More than one in three (35%) business leaders are reluctant to implement AI as they perceive it to be too expensive, meaning they miss out on its boundless capabilities such as greater efficiency and productivity.
According to new research from cloud-based accounting software bluQube, those surveyed highlighted various misconceptions that were preventing them from using AI. Alongside expense, a third (33%) said they didn’t have enough time to implement and train AI, while 23% had concerns about security breaches.
Throughout the research training was repeatedly highlighted as a concern for business leaders, both for the staff using AI and the system itself. Nearly half (47%) agreed that they will need to retrain and upskill staff to use AI effectively, while 22% said they’ll need to employ new staff to use AI. There are clear concerns about whether the businesses are prepared to implement the technology in the long-term.
Worries were also raised that organisations would need to upgrade their existing technology or infrastructure to accommodate AI. A third (33%) said they’d need to purchase new software to accommodate AI, then 29% stated they will need to make changes to network infrastructure and connectivity.
“We are undoubtedly in the age of AI. There is no denying that the technology has a role in businesses going forward, but breaking down misconceptions around the cost and time necessary to implement it is crucial," says Simon Kearsley, CEO of bluQube.
"In reality AI can be used for various roles within the business and not all features have to come at a cost to the company either financially or time wise.
“Recent developments such as ChatGPT and Bard are free services that can be used within the business," he says.
"However, for more sophisticated systems such as an AI-powered finance system, investment will be required to unlock valuable benefits. As with most services, the quality and functionality of AI products are in part dictated by the amount invested.

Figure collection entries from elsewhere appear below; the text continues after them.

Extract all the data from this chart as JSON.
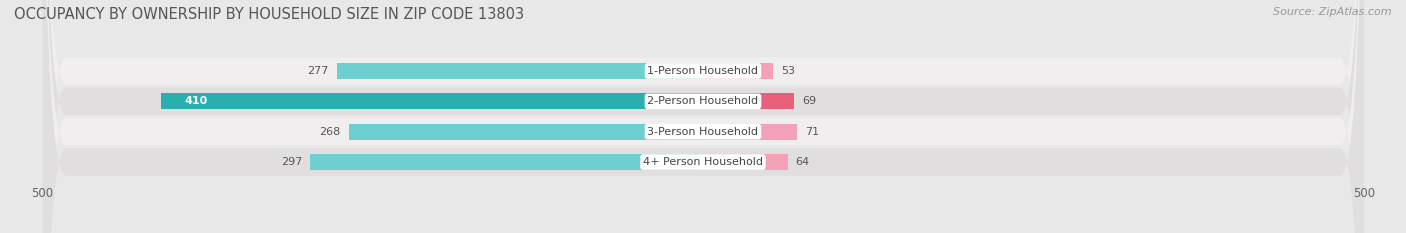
{
  "title": "OCCUPANCY BY OWNERSHIP BY HOUSEHOLD SIZE IN ZIP CODE 13803",
  "source": "Source: ZipAtlas.com",
  "categories": [
    "1-Person Household",
    "2-Person Household",
    "3-Person Household",
    "4+ Person Household"
  ],
  "owner_values": [
    277,
    410,
    268,
    297
  ],
  "renter_values": [
    53,
    69,
    71,
    64
  ],
  "owner_color_normal": "#6dcfcf",
  "owner_color_highlight": "#2aafaf",
  "renter_color_normal": "#f4a0b8",
  "renter_color_highlight": "#e8607a",
  "highlight_row": 1,
  "background_color": "#e8e8e8",
  "row_colors": [
    "#f0eeee",
    "#e0dede"
  ],
  "axis_max": 500,
  "title_fontsize": 10.5,
  "source_fontsize": 8,
  "label_fontsize": 8,
  "tick_fontsize": 8.5,
  "legend_fontsize": 8.5
}
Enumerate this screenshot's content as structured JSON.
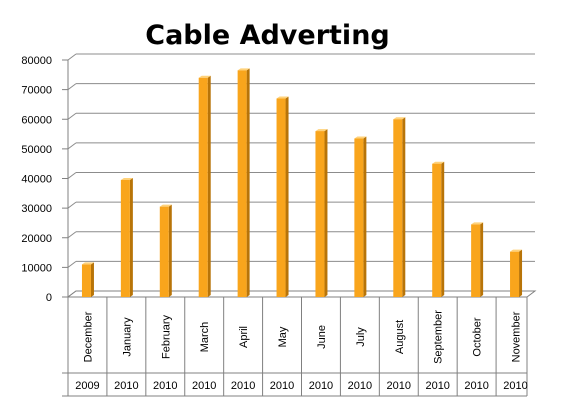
{
  "chart_data": {
    "type": "bar",
    "title": "Cable Adverting",
    "xlabel": "",
    "ylabel": "",
    "ylim": [
      0,
      80000
    ],
    "yticks": [
      0,
      10000,
      20000,
      30000,
      40000,
      50000,
      60000,
      70000,
      80000
    ],
    "grid": true,
    "legend": "none",
    "categories": [
      "December",
      "January",
      "February",
      "March",
      "April",
      "May",
      "June",
      "July",
      "August",
      "September",
      "October",
      "November"
    ],
    "years": [
      "2009",
      "2010",
      "2010",
      "2010",
      "2010",
      "2010",
      "2010",
      "2010",
      "2010",
      "2010",
      "2010",
      "2010"
    ],
    "values": [
      11000,
      39500,
      30500,
      74000,
      76500,
      67000,
      56000,
      53500,
      60000,
      45000,
      24500,
      15300
    ],
    "colors": {
      "bar_front": "#F9A51C",
      "bar_side": "#B87408",
      "bar_top": "#FFD27A",
      "gridline": "#8C8C8C",
      "axis": "#808080"
    }
  }
}
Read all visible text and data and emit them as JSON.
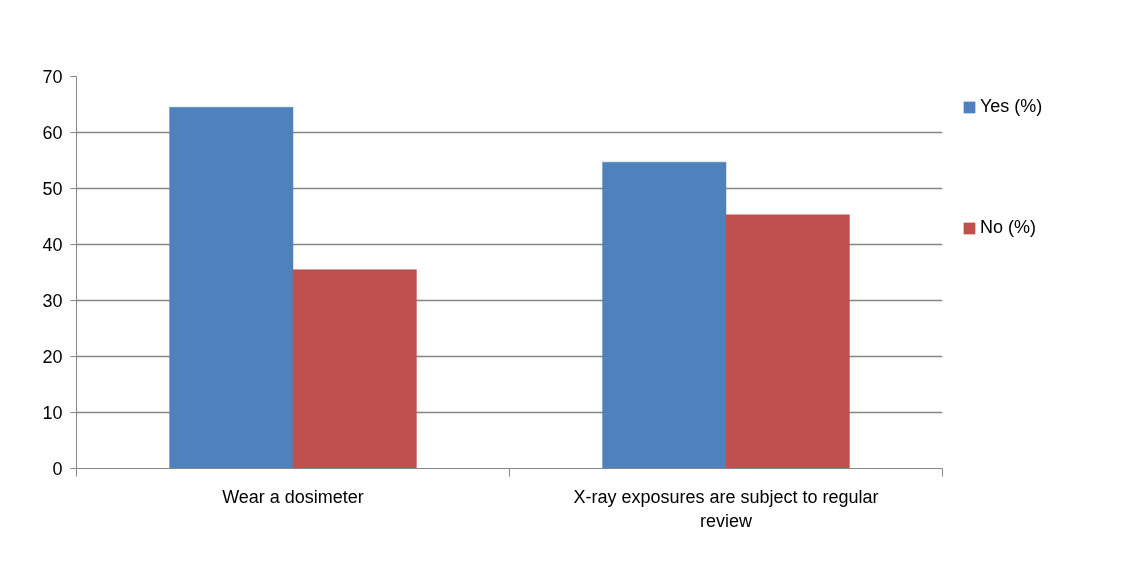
{
  "chart_data": {
    "type": "bar",
    "categories": [
      "Wear a dosimeter",
      "X-ray exposures are subject to regular review"
    ],
    "series": [
      {
        "name": "Yes (%)",
        "color": "#4f81bd",
        "values": [
          64.5,
          54.7
        ]
      },
      {
        "name": "No (%)",
        "color": "#c0504d",
        "values": [
          35.5,
          45.3
        ]
      }
    ],
    "ylim": [
      0,
      70
    ],
    "yticks": [
      0,
      10,
      20,
      30,
      40,
      50,
      60,
      70
    ],
    "grid": "y",
    "legend": "right"
  }
}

“Regarding the time needed and the training required to effectively use AI, high-quality software systems will provide sufficient training on the platform for the relevant team members."

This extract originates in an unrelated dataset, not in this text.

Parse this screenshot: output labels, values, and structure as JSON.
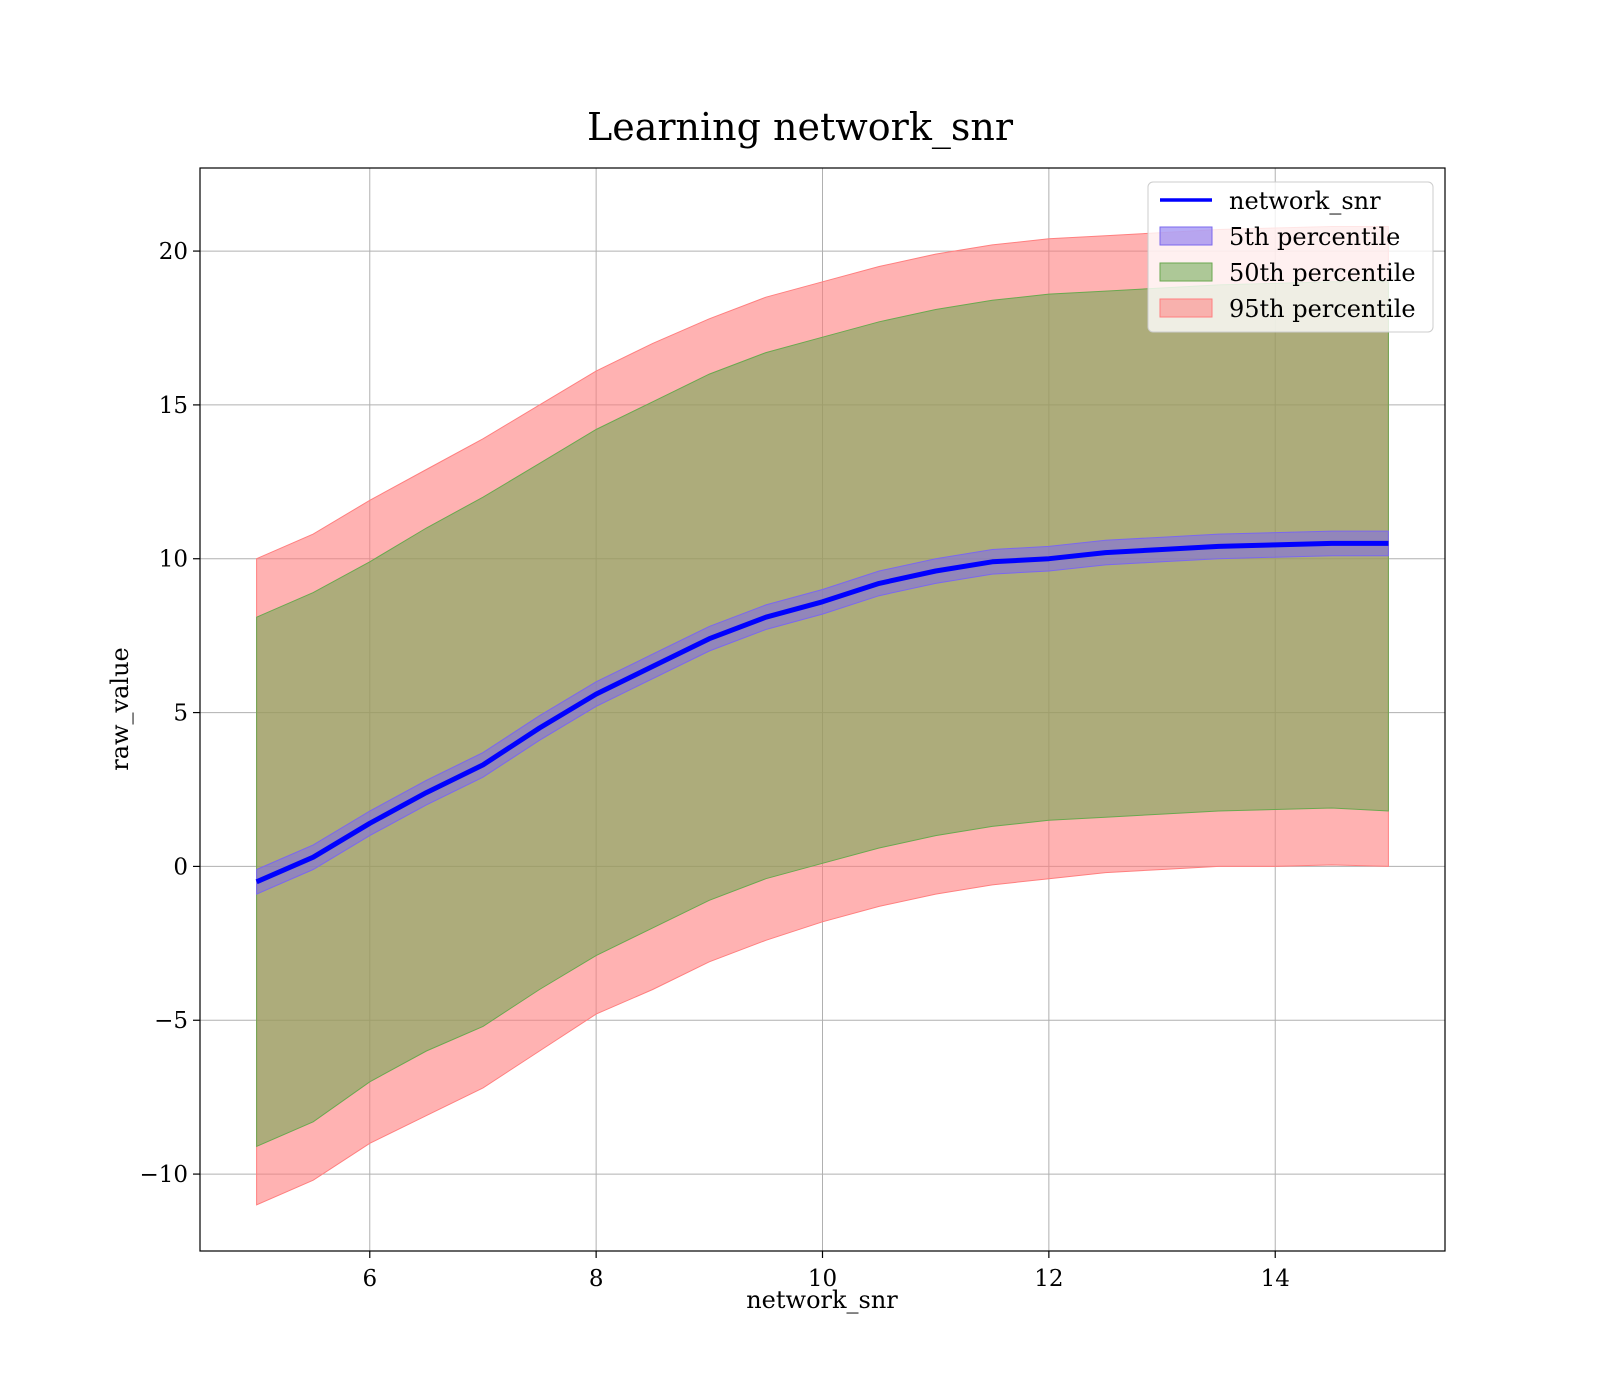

Kearsley says the concern amongst business leaders around the amount of investment necessary is unfortunately holding people back, meaning they are missing out on some welcomed business benefits.

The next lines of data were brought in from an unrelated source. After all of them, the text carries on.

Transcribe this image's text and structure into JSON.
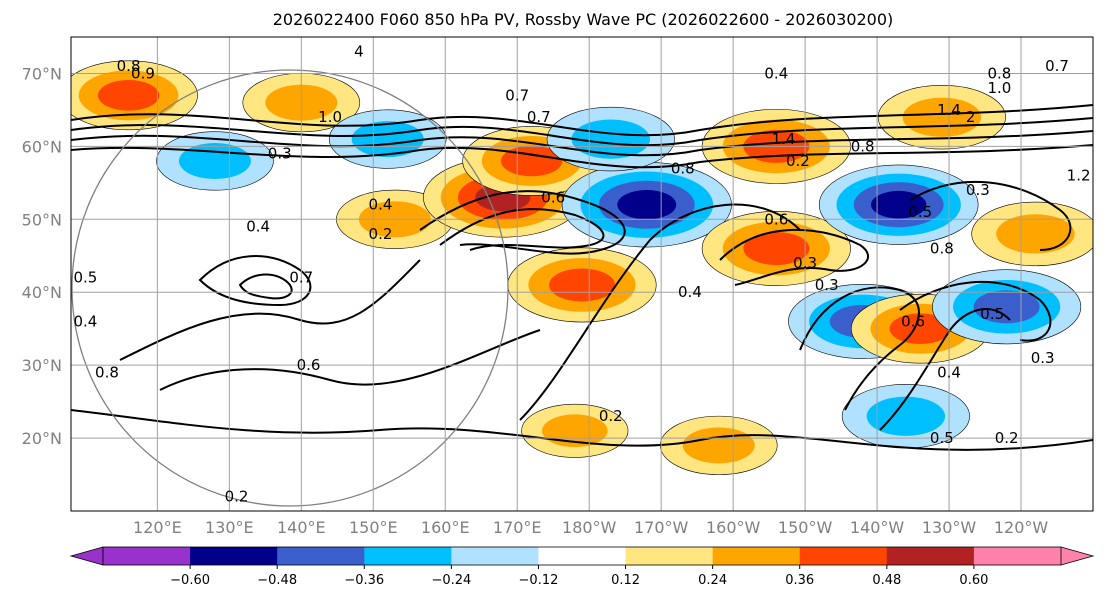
{
  "chart_data": {
    "type": "heatmap",
    "title": "2026022400 F060 850 hPa PV, Rossby Wave PC (2026022600 - 2026030200)",
    "xlabel": "",
    "ylabel": "",
    "projection": "PlateCarree, dateline-centered",
    "xlim": [
      108,
      250
    ],
    "ylim": [
      10,
      75
    ],
    "grid": true,
    "lat_ticks": [
      {
        "value": 20,
        "label": "20°N"
      },
      {
        "value": 30,
        "label": "30°N"
      },
      {
        "value": 40,
        "label": "40°N"
      },
      {
        "value": 50,
        "label": "50°N"
      },
      {
        "value": 60,
        "label": "60°N"
      },
      {
        "value": 70,
        "label": "70°N"
      }
    ],
    "lon_ticks": [
      {
        "value": 120,
        "label": "120°E"
      },
      {
        "value": 130,
        "label": "130°E"
      },
      {
        "value": 140,
        "label": "140°E"
      },
      {
        "value": 150,
        "label": "150°E"
      },
      {
        "value": 160,
        "label": "160°E"
      },
      {
        "value": 170,
        "label": "170°E"
      },
      {
        "value": 180,
        "label": "180°W"
      },
      {
        "value": 190,
        "label": "170°W"
      },
      {
        "value": 200,
        "label": "160°W"
      },
      {
        "value": 210,
        "label": "150°W"
      },
      {
        "value": 220,
        "label": "140°W"
      },
      {
        "value": 230,
        "label": "130°W"
      },
      {
        "value": 240,
        "label": "120°W"
      }
    ],
    "colorbar": {
      "orientation": "horizontal",
      "extend": "both",
      "levels": [
        -0.6,
        -0.48,
        -0.36,
        -0.24,
        -0.12,
        0.12,
        0.24,
        0.36,
        0.48,
        0.6
      ],
      "tick_labels": [
        "−0.60",
        "−0.48",
        "−0.36",
        "−0.24",
        "−0.12",
        "0.12",
        "0.24",
        "0.36",
        "0.48",
        "0.60"
      ],
      "colors": [
        "#9932cc",
        "#00008b",
        "#3a5fcd",
        "#00bfff",
        "#b0e2ff",
        "#ffffff",
        "#ffe680",
        "#ffa500",
        "#ff4500",
        "#b22222",
        "#ff82ab"
      ]
    },
    "shaded_anomalies": [
      {
        "lon": 116,
        "lat": 67,
        "value": 0.4
      },
      {
        "lon": 140,
        "lat": 66,
        "value": 0.3
      },
      {
        "lon": 128,
        "lat": 58,
        "value": -0.3
      },
      {
        "lon": 152,
        "lat": 61,
        "value": -0.3
      },
      {
        "lon": 153,
        "lat": 50,
        "value": 0.3
      },
      {
        "lon": 168,
        "lat": 53,
        "value": 0.5
      },
      {
        "lon": 172,
        "lat": 58,
        "value": 0.4
      },
      {
        "lon": 179,
        "lat": 41,
        "value": 0.45
      },
      {
        "lon": 188,
        "lat": 52,
        "value": -0.55
      },
      {
        "lon": 183,
        "lat": 61,
        "value": -0.35
      },
      {
        "lon": 206,
        "lat": 60,
        "value": 0.45
      },
      {
        "lon": 206,
        "lat": 46,
        "value": 0.45
      },
      {
        "lon": 223,
        "lat": 52,
        "value": -0.5
      },
      {
        "lon": 218,
        "lat": 36,
        "value": -0.45
      },
      {
        "lon": 226,
        "lat": 35,
        "value": 0.4
      },
      {
        "lon": 238,
        "lat": 38,
        "value": -0.45
      },
      {
        "lon": 224,
        "lat": 23,
        "value": -0.35
      },
      {
        "lon": 229,
        "lat": 64,
        "value": 0.35
      },
      {
        "lon": 242,
        "lat": 48,
        "value": 0.35
      },
      {
        "lon": 198,
        "lat": 19,
        "value": 0.3
      },
      {
        "lon": 178,
        "lat": 21,
        "value": 0.25
      }
    ],
    "contour_labels": [
      {
        "lon": 116,
        "lat": 71,
        "text": "0.8"
      },
      {
        "lon": 118,
        "lat": 70,
        "text": "0.9"
      },
      {
        "lon": 148,
        "lat": 73,
        "text": "4"
      },
      {
        "lon": 144,
        "lat": 64,
        "text": "1.0"
      },
      {
        "lon": 137,
        "lat": 59,
        "text": "0.3"
      },
      {
        "lon": 170,
        "lat": 67,
        "text": "0.7"
      },
      {
        "lon": 173,
        "lat": 64,
        "text": "0.7"
      },
      {
        "lon": 175,
        "lat": 53,
        "text": "0.6"
      },
      {
        "lon": 151,
        "lat": 52,
        "text": "0.4"
      },
      {
        "lon": 151,
        "lat": 48,
        "text": "0.2"
      },
      {
        "lon": 134,
        "lat": 49,
        "text": "0.4"
      },
      {
        "lon": 140,
        "lat": 42,
        "text": "0.7"
      },
      {
        "lon": 110,
        "lat": 42,
        "text": "0.5"
      },
      {
        "lon": 110,
        "lat": 36,
        "text": "0.4"
      },
      {
        "lon": 113,
        "lat": 29,
        "text": "0.8"
      },
      {
        "lon": 141,
        "lat": 30,
        "text": "0.6"
      },
      {
        "lon": 131,
        "lat": 12,
        "text": "0.2"
      },
      {
        "lon": 183,
        "lat": 23,
        "text": "0.2"
      },
      {
        "lon": 194,
        "lat": 40,
        "text": "0.4"
      },
      {
        "lon": 193,
        "lat": 57,
        "text": "0.8"
      },
      {
        "lon": 206,
        "lat": 70,
        "text": "0.4"
      },
      {
        "lon": 207,
        "lat": 61,
        "text": "1.4"
      },
      {
        "lon": 209,
        "lat": 58,
        "text": "0.2"
      },
      {
        "lon": 206,
        "lat": 50,
        "text": "0.6"
      },
      {
        "lon": 210,
        "lat": 44,
        "text": "0.3"
      },
      {
        "lon": 213,
        "lat": 41,
        "text": "0.3"
      },
      {
        "lon": 218,
        "lat": 60,
        "text": "0.8"
      },
      {
        "lon": 226,
        "lat": 51,
        "text": "0.5"
      },
      {
        "lon": 229,
        "lat": 46,
        "text": "0.8"
      },
      {
        "lon": 225,
        "lat": 36,
        "text": "0.6"
      },
      {
        "lon": 230,
        "lat": 29,
        "text": "0.4"
      },
      {
        "lon": 229,
        "lat": 20,
        "text": "0.5"
      },
      {
        "lon": 238,
        "lat": 20,
        "text": "0.2"
      },
      {
        "lon": 236,
        "lat": 37,
        "text": "0.5"
      },
      {
        "lon": 243,
        "lat": 31,
        "text": "0.3"
      },
      {
        "lon": 230,
        "lat": 65,
        "text": "1.4"
      },
      {
        "lon": 233,
        "lat": 64,
        "text": "2"
      },
      {
        "lon": 237,
        "lat": 70,
        "text": "0.8"
      },
      {
        "lon": 237,
        "lat": 68,
        "text": "1.0"
      },
      {
        "lon": 245,
        "lat": 71,
        "text": "0.7"
      },
      {
        "lon": 248,
        "lat": 56,
        "text": "1.2"
      },
      {
        "lon": 234,
        "lat": 54,
        "text": "0.3"
      }
    ]
  }
}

Those surveyed recognise the potential benefits themselves with half (51%) believing greater efficiency and productivity would be the biggest advantages. This was followed by reduced time spent doing mundane tasks and carrying out higher value work (48%).”
“We recognise that investing time and money into new technology can be daunting," Kearsley says.
"But with potential benefits such as greater efficiency and more free time available, companies do need to move past the misconceptions. AI in its current form is already having many positive impacts on organisations of all shapes and sizes.”